Le fauchage est illégal. Alors la semaine dernière, pile à la limite du délai légal de dix jours, André Puygrenier a reçu la convocation qui dormait depuis le mois d'août, transmise au tribunal de grande instance d'Angoulême. Pourtant à l'époque, les gendarmes, qui avaient débarqué un peu à la bourre une fois le forfait accompli et qui étaient tombés sur les derniers du groupe autour du pneu crevé de la voiture des Charentais, n'étaient pas vraiment sûrs pour André Puygrenier.

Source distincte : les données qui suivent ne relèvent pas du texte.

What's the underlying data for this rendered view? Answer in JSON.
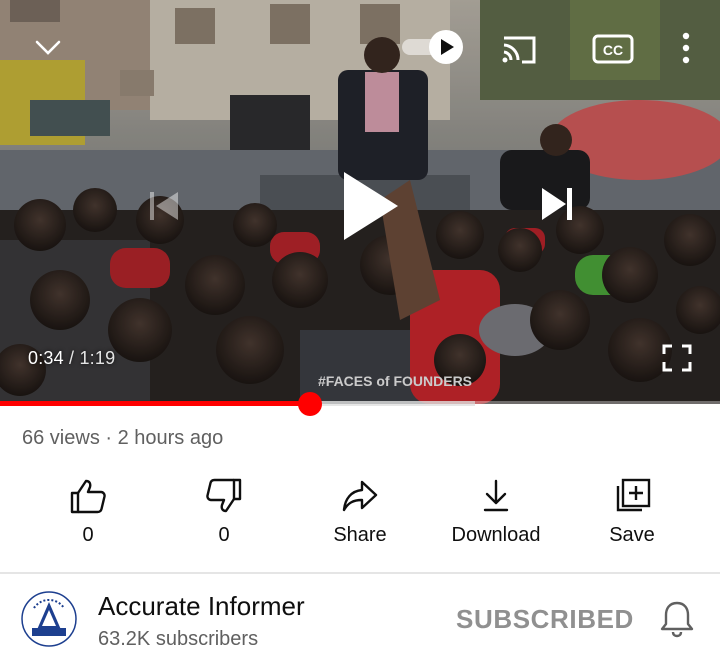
{
  "player": {
    "current_time": "0:34",
    "duration_text": "/ 1:19",
    "progress_fraction": 0.43,
    "buffer_fraction": 0.66,
    "accent_color": "#ff0000",
    "icons": {
      "collapse": "chevron-down-icon",
      "autoplay": "autoplay-toggle-icon",
      "cast": "cast-icon",
      "captions": "closed-captions-icon",
      "more": "more-vert-icon",
      "previous": "skip-previous-icon",
      "play": "play-icon",
      "next": "skip-next-icon",
      "fullscreen": "fullscreen-icon"
    },
    "captions_label": "CC",
    "shirt_print": "#FACES of FOUNDERS"
  },
  "video_meta": {
    "views_and_time": "66 views · 2 hours ago"
  },
  "actions": {
    "like": {
      "count": "0",
      "icon": "thumbs-up-icon"
    },
    "dislike": {
      "count": "0",
      "icon": "thumbs-down-icon"
    },
    "share": {
      "label": "Share",
      "icon": "share-icon"
    },
    "download": {
      "label": "Download",
      "icon": "download-icon"
    },
    "save": {
      "label": "Save",
      "icon": "add-to-playlist-icon"
    }
  },
  "channel": {
    "name": "Accurate Informer",
    "subscribers": "63.2K subscribers",
    "avatar_logo_text": "Accurate Informer",
    "subscribe_state": "SUBSCRIBED",
    "notification_icon": "bell-icon"
  }
}
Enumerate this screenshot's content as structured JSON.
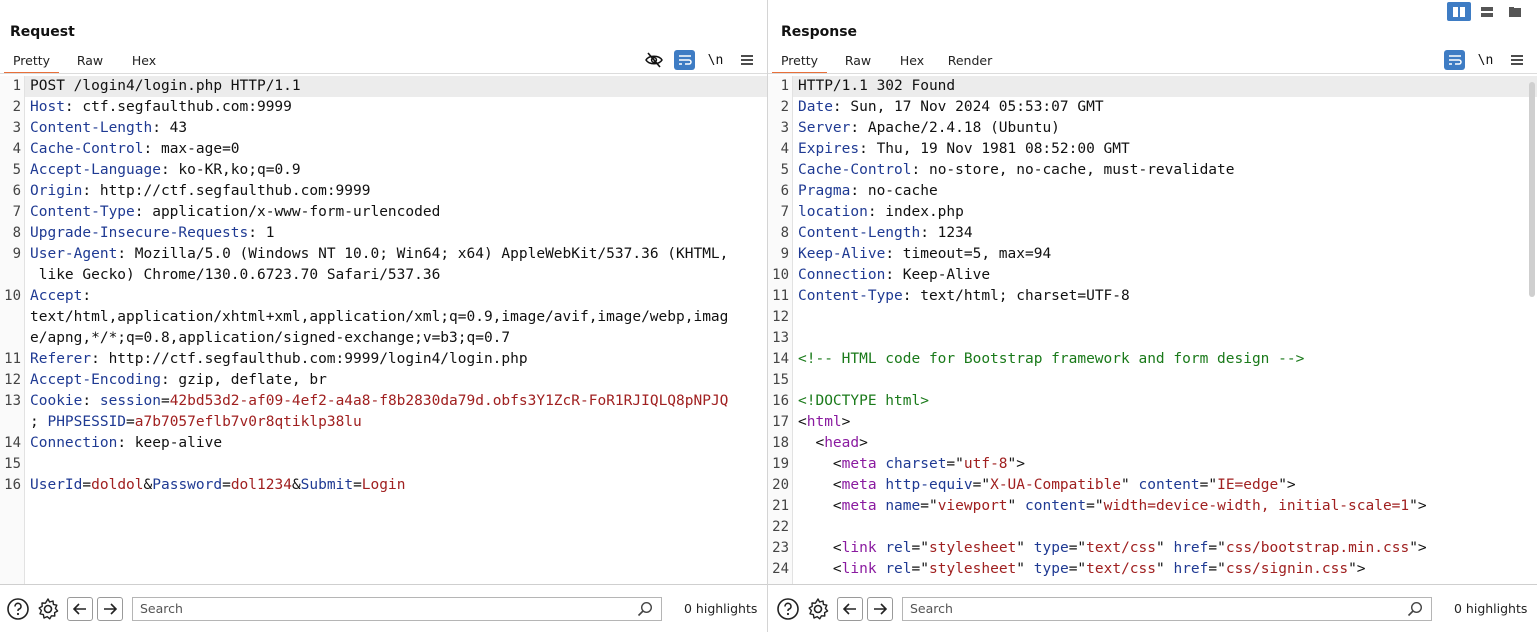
{
  "request": {
    "title": "Request",
    "tabs": [
      "Pretty",
      "Raw",
      "Hex"
    ],
    "active_tab": "Pretty",
    "toolbar_newline_label": "\\n",
    "lines": [
      {
        "n": "1",
        "parts": [
          {
            "t": "POST /login4/login.php HTTP/1.1",
            "c": "v"
          }
        ],
        "hl": true
      },
      {
        "n": "2",
        "parts": [
          {
            "t": "Host",
            "c": "k"
          },
          {
            "t": ": ctf.segfaulthub.com:9999",
            "c": "v"
          }
        ]
      },
      {
        "n": "3",
        "parts": [
          {
            "t": "Content-Length",
            "c": "k"
          },
          {
            "t": ": 43",
            "c": "v"
          }
        ]
      },
      {
        "n": "4",
        "parts": [
          {
            "t": "Cache-Control",
            "c": "k"
          },
          {
            "t": ": max-age=0",
            "c": "v"
          }
        ]
      },
      {
        "n": "5",
        "parts": [
          {
            "t": "Accept-Language",
            "c": "k"
          },
          {
            "t": ": ko-KR,ko;q=0.9",
            "c": "v"
          }
        ]
      },
      {
        "n": "6",
        "parts": [
          {
            "t": "Origin",
            "c": "k"
          },
          {
            "t": ": http://ctf.segfaulthub.com:9999",
            "c": "v"
          }
        ]
      },
      {
        "n": "7",
        "parts": [
          {
            "t": "Content-Type",
            "c": "k"
          },
          {
            "t": ": application/x-www-form-urlencoded",
            "c": "v"
          }
        ]
      },
      {
        "n": "8",
        "parts": [
          {
            "t": "Upgrade-Insecure-Requests",
            "c": "k"
          },
          {
            "t": ": 1",
            "c": "v"
          }
        ]
      },
      {
        "n": "9",
        "parts": [
          {
            "t": "User-Agent",
            "c": "k"
          },
          {
            "t": ": Mozilla/5.0 (Windows NT 10.0; Win64; x64) AppleWebKit/537.36 (KHTML,\n like Gecko) Chrome/130.0.6723.70 Safari/537.36",
            "c": "v"
          }
        ]
      },
      {
        "n": "10",
        "parts": [
          {
            "t": "Accept",
            "c": "k"
          },
          {
            "t": ":\ntext/html,application/xhtml+xml,application/xml;q=0.9,image/avif,image/webp,imag\ne/apng,*/*;q=0.8,application/signed-exchange;v=b3;q=0.7",
            "c": "v"
          }
        ]
      },
      {
        "n": "11",
        "parts": [
          {
            "t": "Referer",
            "c": "k"
          },
          {
            "t": ": http://ctf.segfaulthub.com:9999/login4/login.php",
            "c": "v"
          }
        ]
      },
      {
        "n": "12",
        "parts": [
          {
            "t": "Accept-Encoding",
            "c": "k"
          },
          {
            "t": ": gzip, deflate, br",
            "c": "v"
          }
        ]
      },
      {
        "n": "13",
        "parts": [
          {
            "t": "Cookie",
            "c": "k"
          },
          {
            "t": ": ",
            "c": "v"
          },
          {
            "t": "session",
            "c": "ck"
          },
          {
            "t": "=",
            "c": "v"
          },
          {
            "t": "42bd53d2-af09-4ef2-a4a8-f8b2830da79d.obfs3Y1ZcR-FoR1RJIQLQ8pNPJQ",
            "c": "cv"
          },
          {
            "t": "\n; ",
            "c": "v"
          },
          {
            "t": "PHPSESSID",
            "c": "ck"
          },
          {
            "t": "=",
            "c": "v"
          },
          {
            "t": "a7b7057eflb7v0r8qtiklp38lu",
            "c": "cv"
          }
        ]
      },
      {
        "n": "14",
        "parts": [
          {
            "t": "Connection",
            "c": "k"
          },
          {
            "t": ": keep-alive",
            "c": "v"
          }
        ]
      },
      {
        "n": "15",
        "parts": [
          {
            "t": "",
            "c": "v"
          }
        ]
      },
      {
        "n": "16",
        "parts": [
          {
            "t": "UserId",
            "c": "ck"
          },
          {
            "t": "=",
            "c": "v"
          },
          {
            "t": "doldol",
            "c": "cv"
          },
          {
            "t": "&",
            "c": "v"
          },
          {
            "t": "Password",
            "c": "ck"
          },
          {
            "t": "=",
            "c": "v"
          },
          {
            "t": "dol1234",
            "c": "cv"
          },
          {
            "t": "&",
            "c": "v"
          },
          {
            "t": "Submit",
            "c": "ck"
          },
          {
            "t": "=",
            "c": "v"
          },
          {
            "t": "Login",
            "c": "cv"
          }
        ]
      }
    ],
    "search_placeholder": "Search",
    "highlights": "0 highlights"
  },
  "response": {
    "title": "Response",
    "tabs": [
      "Pretty",
      "Raw",
      "Hex",
      "Render"
    ],
    "active_tab": "Pretty",
    "toolbar_newline_label": "\\n",
    "lines": [
      {
        "n": "1",
        "parts": [
          {
            "t": "HTTP/1.1 302 Found",
            "c": "v"
          }
        ],
        "hl": true
      },
      {
        "n": "2",
        "parts": [
          {
            "t": "Date",
            "c": "k"
          },
          {
            "t": ": Sun, 17 Nov 2024 05:53:07 GMT",
            "c": "v"
          }
        ]
      },
      {
        "n": "3",
        "parts": [
          {
            "t": "Server",
            "c": "k"
          },
          {
            "t": ": Apache/2.4.18 (Ubuntu)",
            "c": "v"
          }
        ]
      },
      {
        "n": "4",
        "parts": [
          {
            "t": "Expires",
            "c": "k"
          },
          {
            "t": ": Thu, 19 Nov 1981 08:52:00 GMT",
            "c": "v"
          }
        ]
      },
      {
        "n": "5",
        "parts": [
          {
            "t": "Cache-Control",
            "c": "k"
          },
          {
            "t": ": no-store, no-cache, must-revalidate",
            "c": "v"
          }
        ]
      },
      {
        "n": "6",
        "parts": [
          {
            "t": "Pragma",
            "c": "k"
          },
          {
            "t": ": no-cache",
            "c": "v"
          }
        ]
      },
      {
        "n": "7",
        "parts": [
          {
            "t": "location",
            "c": "k"
          },
          {
            "t": ": index.php",
            "c": "v"
          }
        ]
      },
      {
        "n": "8",
        "parts": [
          {
            "t": "Content-Length",
            "c": "k"
          },
          {
            "t": ": 1234",
            "c": "v"
          }
        ]
      },
      {
        "n": "9",
        "parts": [
          {
            "t": "Keep-Alive",
            "c": "k"
          },
          {
            "t": ": timeout=5, max=94",
            "c": "v"
          }
        ]
      },
      {
        "n": "10",
        "parts": [
          {
            "t": "Connection",
            "c": "k"
          },
          {
            "t": ": Keep-Alive",
            "c": "v"
          }
        ]
      },
      {
        "n": "11",
        "parts": [
          {
            "t": "Content-Type",
            "c": "k"
          },
          {
            "t": ": text/html; charset=UTF-8",
            "c": "v"
          }
        ]
      },
      {
        "n": "12",
        "parts": [
          {
            "t": "",
            "c": "v"
          }
        ]
      },
      {
        "n": "13",
        "parts": [
          {
            "t": "",
            "c": "v"
          }
        ]
      },
      {
        "n": "14",
        "parts": [
          {
            "t": "<!-- HTML code for Bootstrap framework and form design -->",
            "c": "cm"
          }
        ]
      },
      {
        "n": "15",
        "parts": [
          {
            "t": "",
            "c": "v"
          }
        ]
      },
      {
        "n": "16",
        "parts": [
          {
            "t": "<!DOCTYPE html>",
            "c": "cm"
          }
        ]
      },
      {
        "n": "17",
        "parts": [
          {
            "t": "<",
            "c": "pun"
          },
          {
            "t": "html",
            "c": "tag"
          },
          {
            "t": ">",
            "c": "pun"
          }
        ]
      },
      {
        "n": "18",
        "parts": [
          {
            "t": "  <",
            "c": "pun"
          },
          {
            "t": "head",
            "c": "tag"
          },
          {
            "t": ">",
            "c": "pun"
          }
        ]
      },
      {
        "n": "19",
        "parts": [
          {
            "t": "    <",
            "c": "pun"
          },
          {
            "t": "meta",
            "c": "tag"
          },
          {
            "t": " ",
            "c": "pun"
          },
          {
            "t": "charset",
            "c": "an"
          },
          {
            "t": "=\"",
            "c": "pun"
          },
          {
            "t": "utf-8",
            "c": "av"
          },
          {
            "t": "\">",
            "c": "pun"
          }
        ]
      },
      {
        "n": "20",
        "parts": [
          {
            "t": "    <",
            "c": "pun"
          },
          {
            "t": "meta",
            "c": "tag"
          },
          {
            "t": " ",
            "c": "pun"
          },
          {
            "t": "http-equiv",
            "c": "an"
          },
          {
            "t": "=\"",
            "c": "pun"
          },
          {
            "t": "X-UA-Compatible",
            "c": "av"
          },
          {
            "t": "\" ",
            "c": "pun"
          },
          {
            "t": "content",
            "c": "an"
          },
          {
            "t": "=\"",
            "c": "pun"
          },
          {
            "t": "IE=edge",
            "c": "av"
          },
          {
            "t": "\">",
            "c": "pun"
          }
        ]
      },
      {
        "n": "21",
        "parts": [
          {
            "t": "    <",
            "c": "pun"
          },
          {
            "t": "meta",
            "c": "tag"
          },
          {
            "t": " ",
            "c": "pun"
          },
          {
            "t": "name",
            "c": "an"
          },
          {
            "t": "=\"",
            "c": "pun"
          },
          {
            "t": "viewport",
            "c": "av"
          },
          {
            "t": "\" ",
            "c": "pun"
          },
          {
            "t": "content",
            "c": "an"
          },
          {
            "t": "=\"",
            "c": "pun"
          },
          {
            "t": "width=device-width, initial-scale=1",
            "c": "av"
          },
          {
            "t": "\">",
            "c": "pun"
          }
        ]
      },
      {
        "n": "22",
        "parts": [
          {
            "t": "",
            "c": "v"
          }
        ]
      },
      {
        "n": "23",
        "parts": [
          {
            "t": "    <",
            "c": "pun"
          },
          {
            "t": "link",
            "c": "tag"
          },
          {
            "t": " ",
            "c": "pun"
          },
          {
            "t": "rel",
            "c": "an"
          },
          {
            "t": "=\"",
            "c": "pun"
          },
          {
            "t": "stylesheet",
            "c": "av"
          },
          {
            "t": "\" ",
            "c": "pun"
          },
          {
            "t": "type",
            "c": "an"
          },
          {
            "t": "=\"",
            "c": "pun"
          },
          {
            "t": "text/css",
            "c": "av"
          },
          {
            "t": "\" ",
            "c": "pun"
          },
          {
            "t": "href",
            "c": "an"
          },
          {
            "t": "=\"",
            "c": "pun"
          },
          {
            "t": "css/bootstrap.min.css",
            "c": "av"
          },
          {
            "t": "\">",
            "c": "pun"
          }
        ]
      },
      {
        "n": "24",
        "parts": [
          {
            "t": "    <",
            "c": "pun"
          },
          {
            "t": "link",
            "c": "tag"
          },
          {
            "t": " ",
            "c": "pun"
          },
          {
            "t": "rel",
            "c": "an"
          },
          {
            "t": "=\"",
            "c": "pun"
          },
          {
            "t": "stylesheet",
            "c": "av"
          },
          {
            "t": "\" ",
            "c": "pun"
          },
          {
            "t": "type",
            "c": "an"
          },
          {
            "t": "=\"",
            "c": "pun"
          },
          {
            "t": "text/css",
            "c": "av"
          },
          {
            "t": "\" ",
            "c": "pun"
          },
          {
            "t": "href",
            "c": "an"
          },
          {
            "t": "=\"",
            "c": "pun"
          },
          {
            "t": "css/signin.css",
            "c": "av"
          },
          {
            "t": "\">",
            "c": "pun"
          }
        ]
      }
    ],
    "search_placeholder": "Search",
    "highlights": "0 highlights"
  },
  "icons": {
    "hide": "eye-slash-icon",
    "wrap": "word-wrap-icon",
    "menu": "hamburger-menu-icon",
    "help": "help-icon",
    "settings": "gear-icon",
    "back": "arrow-left-icon",
    "forward": "arrow-right-icon",
    "search": "search-icon",
    "layout_split": "split-vertical-layout-icon",
    "layout_horizontal": "split-horizontal-layout-icon",
    "layout_tabs": "tabs-layout-icon"
  },
  "colors": {
    "accent_tab": "#e8703a",
    "toolbar_blue": "#3e7cc4",
    "header_key": "#1f3a93",
    "value_red": "#a02020",
    "comment_green": "#1a7a1a",
    "tag_purple": "#8a1aa0"
  }
}
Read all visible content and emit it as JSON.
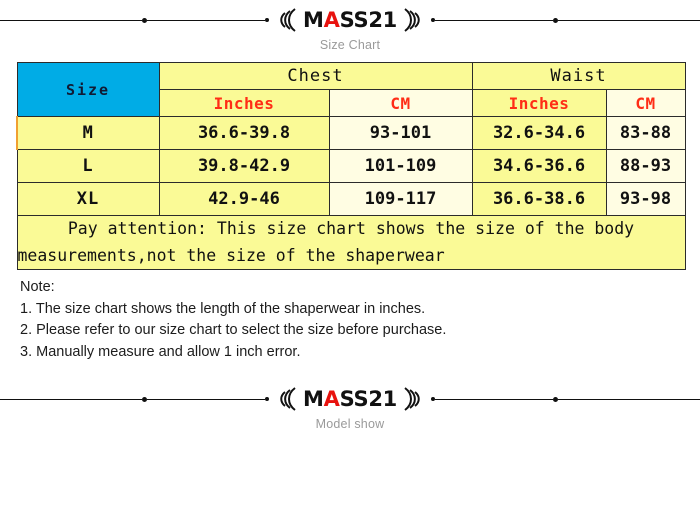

«Moi, j'étais même passé à la télé et il ne m'est rien arrivé», s'offusque Yves Manguy. Alors, lundi, comme l'autre Charentais Patrick Rivolet, il sera «comparant volontaire». «On va demander au juge de comparaître nous aussi. Parce que l'on assume, parce que c'est une action d'alerte à laquelle on a décidé de participer individuellement. Parce que l'on revendique notre action, même.» C'est un principe chez les faucheurs volontaires. Ils s'inscrivent sur une liste avant de passer à l'action. Mais ce jour-là, s'ils étaient 119 sur la liste, seuls 3 se retrouvent prévenus. André Puygrenier le Charentais, Fabien Hauyez de l'Yonne, et Bruno Stree de Toulouse, qui n'a même pas reçu sa convocation.

Mais ils seront 74 au procès à réclamer le jugement au président du tribunal. Sans trop d'espoir. «On est au rôle d'une audience normale, au milieu d'autres affaires.» Les militants ne se font pas d'illusions. Ils ont tout de même convoqué leurs témoins, des scientifiques qui se sont intéressés aux plantes mutées, aux OGM, aux «firmes» qui «à défaut d'obtenir de la prison, se voient attribuer des dommages et intérêts exorbitants», s'enflamment les deux agriculteurs.

Ils ne renient rien de leur engagement, confirment qu'ils ont déjà fauché. «Même avec mon écharpe tricolore», insiste Yves Manguy. Pourtant, détruire des cultures, «en tant que paysans, ça n'est pas [leur] truc». «Mais on a obligation, nécessité de passer par là», justifie André Puygrenier, lui qui, plus jeune, féru de progrès, s'émerveillait devant les vertus des désherbants avant «la prise de conscience de la pollution par les nitrates, il y a longtemps, de la dépendance aux firmes pour les semences, de la contamination de l'environnement».

«Une impasse», appuie Yves Manguy. Alors, lundi, ils feront du tribunal leur tribune. Pour dire que s'ils sont faucheurs volontaires et hors-la-loi, ils ne se sentent pas voyous pour autant. «Mais militants.»